Vietnam quickly becoming Asia’s latest property hotspot
With Hong Kong and mainland prices going through the roof, investors are looking overseas for more affordable targets
Vietnam is fast becoming the region’s hottest property market for Hong Kong and mainland Chinese investors, as prices at home continue to go through the roof.
Alex Shen, a Hong Kong-based finance industry worker, agreed to buy a luxury three-bedroom apartment in a new district in Ho Chi Minh City last month for HK$3 million (US$385,000), and hopes to see his new asset appreciate quickly in value.
He has paid an initial deposit of HK$30,000, and will fly to Vietnam shortly to visit the project for the first time, and decide then if he plans to pay the rest.
“Home prices in Vietnam are still very cheap compared with Hong Kong or mainland China,” said Shen. “And with the local government keen on attracting buyers, through various stimulus measures, this looks like a big chance to win.”
Shen already owns a flat in Hong Kong but says the prices there are now too high, pushing he and many of his friends to look overseas.
A member of Asean, Vietnam only opened up its property market to foreign investors in 2015, later than Thailand and Malaysia. Developers are allowed to sell 30 per cent of units in each building to foreigners.
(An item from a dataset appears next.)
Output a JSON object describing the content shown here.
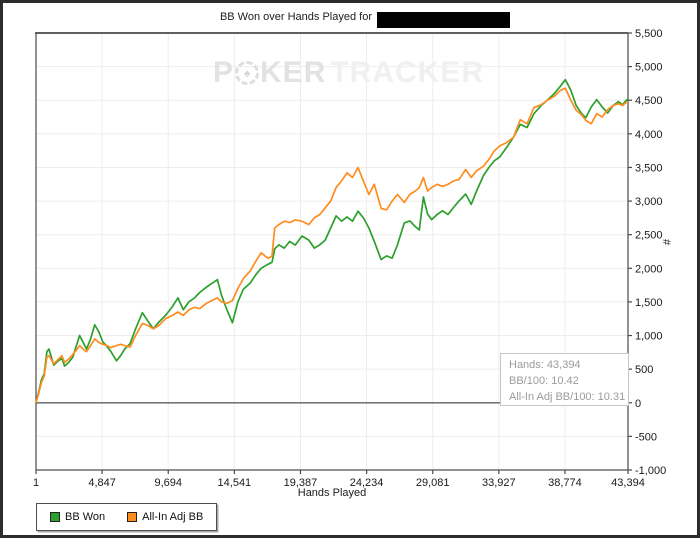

Encouraged by fast economic growth, supportive government policies and low entry costs, home prices in the country’s two largest cities, Ho Chi Minh City and Hanoi, have already seen considerable growth in recent years.
A series of major infrastructure improvements are also under way.
The first line of Ho Chi Minh City’s metro is scheduled for completion by 2020, while Hanoi’s first of six metro lines is scheduled for completion in 2018.
The Ho Chi Minh City Real Estate Association estimates 700 foreigners bought property in the city from July 2015 to the end of the first quarter of last year, and the market has heated up considerably.
More than 300 potential individual investors attended a two-day Vietnam Property investment seminar in Hong Kong late last month.
Kingston Lai, the founder and chief executive of Asia Bankers Club, one of the organisers, said smart money poured into Vietnam last year, but more ordinary investors were now setting their sights on the fast-developing Southeast Asian economy this year.
“It’s like where China was 10 years ago,” he said, describing the country as the world’s next factory, a title enjoyed by China for decades, making Vietnam a strong investment destination.
One of the most impressive industrial expansions in Hanoi recently was by Samsung, which already employs 45,000 workers there, Lai said, adding to the growing number of Korean expatriates living in city.
Even in central Ho Chi Minh City, top-end properties are priced US$3,000 to US$5,000 per square metre, well below Bangkok where equivalent properties can cost up to US$7,000 to US$9,000 per square metre, and 5 per cent the price of Hong Kong.
Annual rental yield for some high-end apartments in major cities at currently at 7 to 8 per cent, which is 1.5 to 2.5 per cent higher than those in Hong Kong, Bangkok and Singapore, according to Vina Capital.
But prices are picking up quickly.
In Ho Chi Minh City, new apartment prices grew 6.9 per cent in the first quarter of 2017, and 7.3 per cent in Hanoi, Jones Lang LaSalle data shows.
It now forecasts 8 to 10 per cent annual growth in residential values in the country’s major cities this year.
“On the back of its economic improvement and with a GDP target of 6.7 per cent in 2017, market sentiment is very positive,” said Stephen Wyatt, the country head of JLL Vietnam.
“Foreign buyers typically like the new urban districts such as Ho Chi Minh City’s district 2 and district 7,” he said. “And many investors from mainland China are hoping to see these cities replicate the same growth as Beijing and Shanghai.”
There is also a trend to buy second homes in coastal areas such as Danang, he added.
Still, analysts said investors needed to be fully aware of the risks and perform complete due diligence before entering an emerging market.
All land in Vietnam is collectively owned and managed by the state. Lease periods for homes built on the land allowed for foreigners is just 50 years. And the Vietnamese dong has also depreciated 4 per cent in the past two years.
“The property market cycle is slightly shorter in Vietnam now, as there is a lot of new supply coming,” Wyatt said.